By this time I was tearing my hair out, looking for anything I could find to help her in school.  She was diagnosed with ADHD, but I was sure she still had great potential.  I just had to unlock it.  I decided the best way to do this was through math and reading drills, and lots of them.  Thus began a ten year journey in which I insisted she do extra work every day so that she could keep up in school.   Music practice was also an important way to develop the brain, so daily practice was required as well.   The problem, of course, was that she didn’t want to do this extra work.  So, the conflict started.

The thing about conflict is that it tends to escalate.   I found myself turning into some kind of hard-nosed drill sergeant in order to get her to do her school work and practicing.  I was intolerant of laziness and unsympathetic to any complaints about how much she hated her work.  I was there to help her achieve.  But the more I stood my ground, the more she pushed back, and eventually our relationship started to suffer.

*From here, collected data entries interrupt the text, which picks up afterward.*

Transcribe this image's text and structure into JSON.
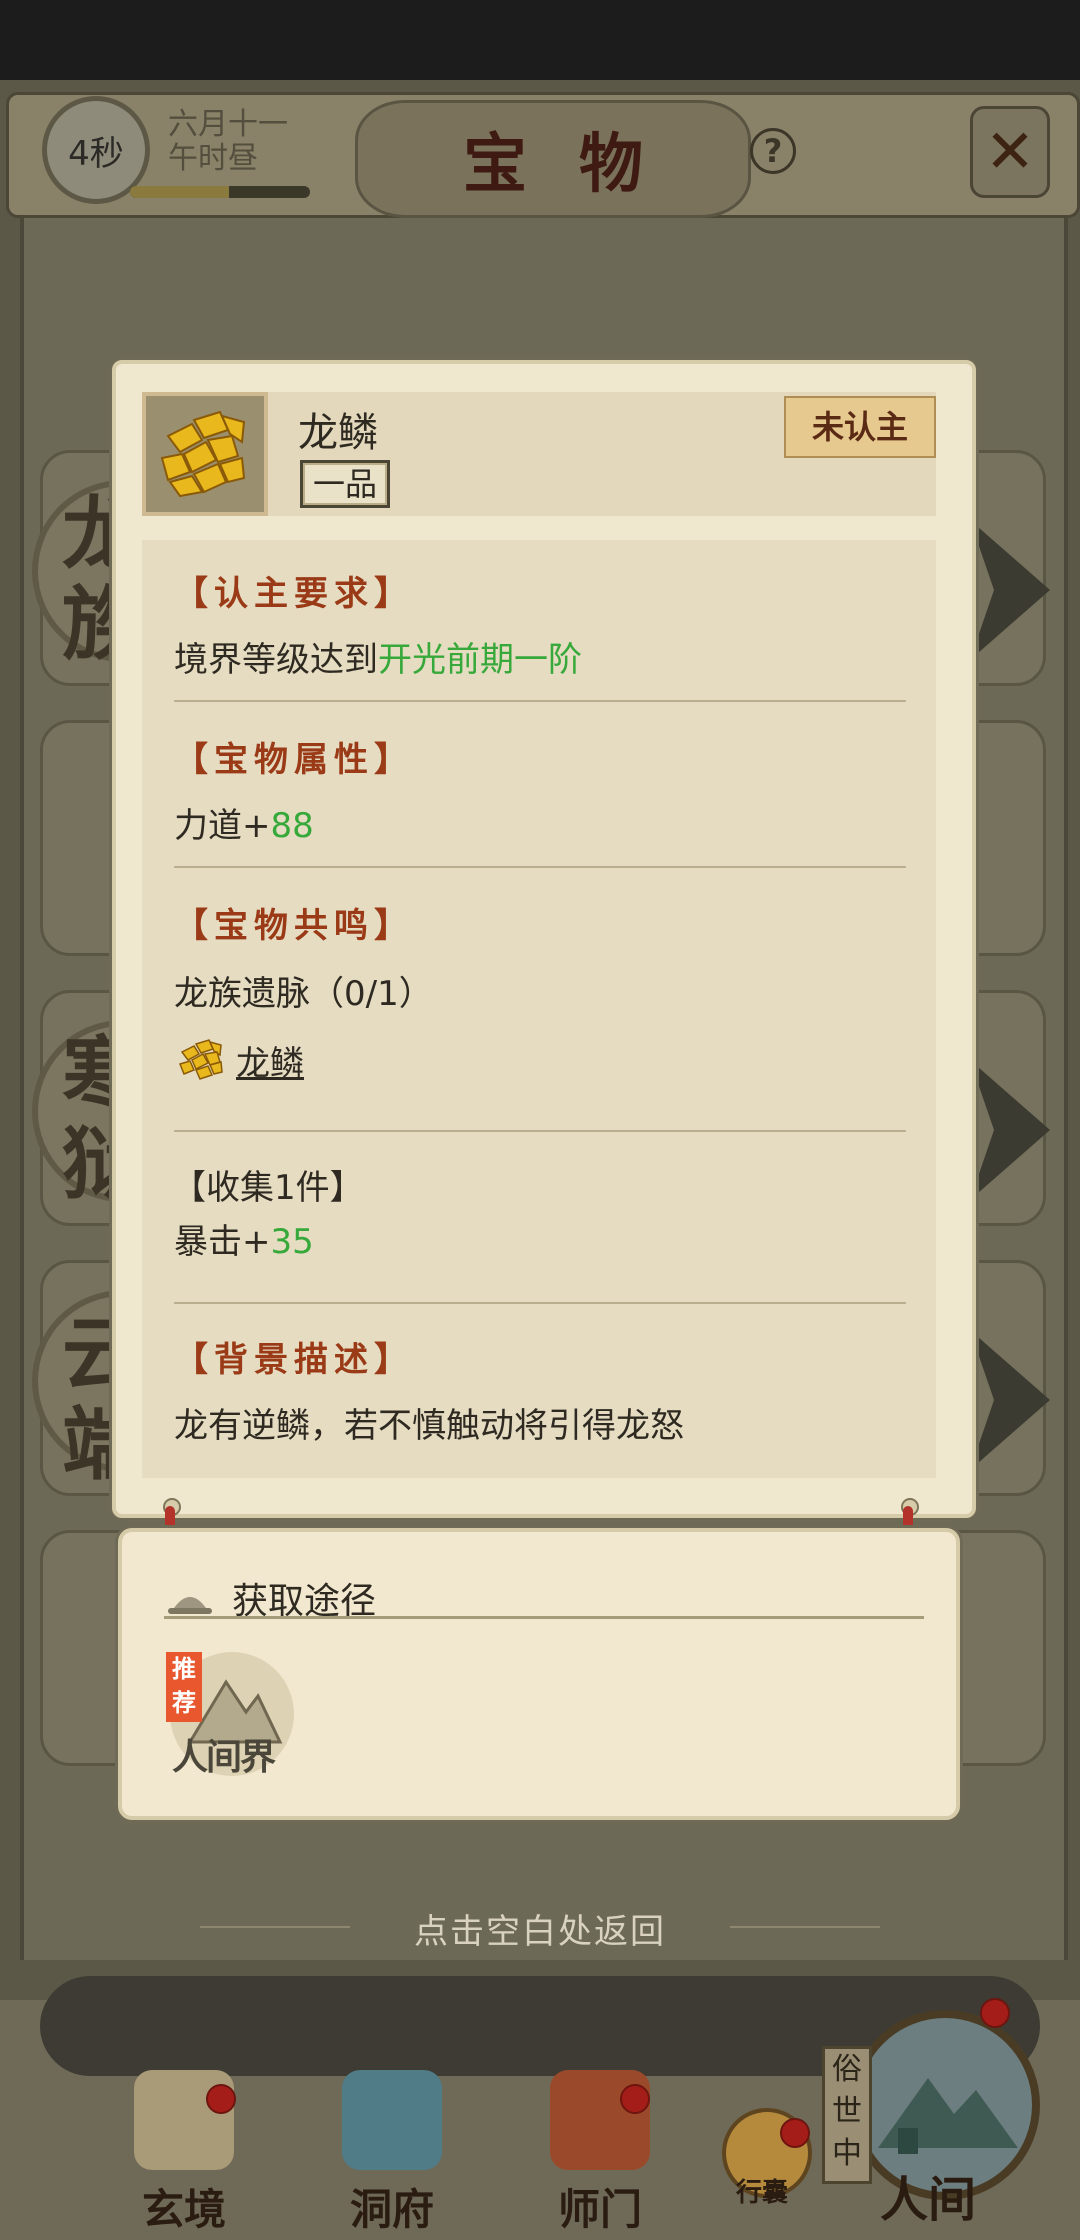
{
  "header": {
    "timer": "4秒",
    "date_line1": "六月十一",
    "date_line2": "午时昼",
    "title": "宝物",
    "help_icon": "question-icon",
    "close_icon": "close-x-icon",
    "timer_progress": 0.55
  },
  "item": {
    "name": "龙鳞",
    "quality": "一品",
    "status": "未认主",
    "icon": "dragon-scale-icon"
  },
  "sections": {
    "requirement": {
      "title": "【认主要求】",
      "prefix": "境界等级达到",
      "value": "开光前期一阶"
    },
    "attributes": {
      "title": "【宝物属性】",
      "stat": "力道+",
      "value": "88"
    },
    "resonance": {
      "title": "【宝物共鸣】",
      "set_name": "龙族遗脉（0/1）",
      "member": "龙鳞",
      "bonus_title": "【收集1件】",
      "bonus_stat": "暴击+",
      "bonus_value": "35"
    },
    "description": {
      "title": "【背景描述】",
      "text": "龙有逆鳞，若不慎触动将引得龙怒"
    }
  },
  "acquisition": {
    "title": "获取途径",
    "recommend": "推荐",
    "source": "人间界"
  },
  "hint": "点击空白处返回",
  "background_text": [
    "龙",
    "族",
    "寒",
    "狱",
    "云",
    "端"
  ],
  "nav": {
    "items": [
      {
        "label": "玄境",
        "icon": "scroll-icon"
      },
      {
        "label": "洞府",
        "icon": "pavilion-icon"
      },
      {
        "label": "师门",
        "icon": "banner-icon"
      },
      {
        "label": "行囊",
        "icon": "bag-icon"
      }
    ],
    "world_side": "俗世中",
    "world_label": "人间"
  },
  "colors": {
    "accent_red": "#9a3a16",
    "green_value": "#37a83a",
    "parchment": "#f0e7cf"
  }
}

Now here I was, a miserable drill sergeant with a miserable subordinate, and I started to wonder:  what was the end goal here?  Was it to do well in school?  To what end?  So that she could get into a good college?  Was that the whole of my purpose as a parent?  Of course, I knew that it wasn’t, and yet, I was acting like it was.  As a result, those parts of my personality that I needed to achieve that purpose – things like focus, determination, inflexibility, industriousness, etc – were becoming the dominant ones.  And important as these qualities are, you need more than these to build a family.  I decided I needed to change.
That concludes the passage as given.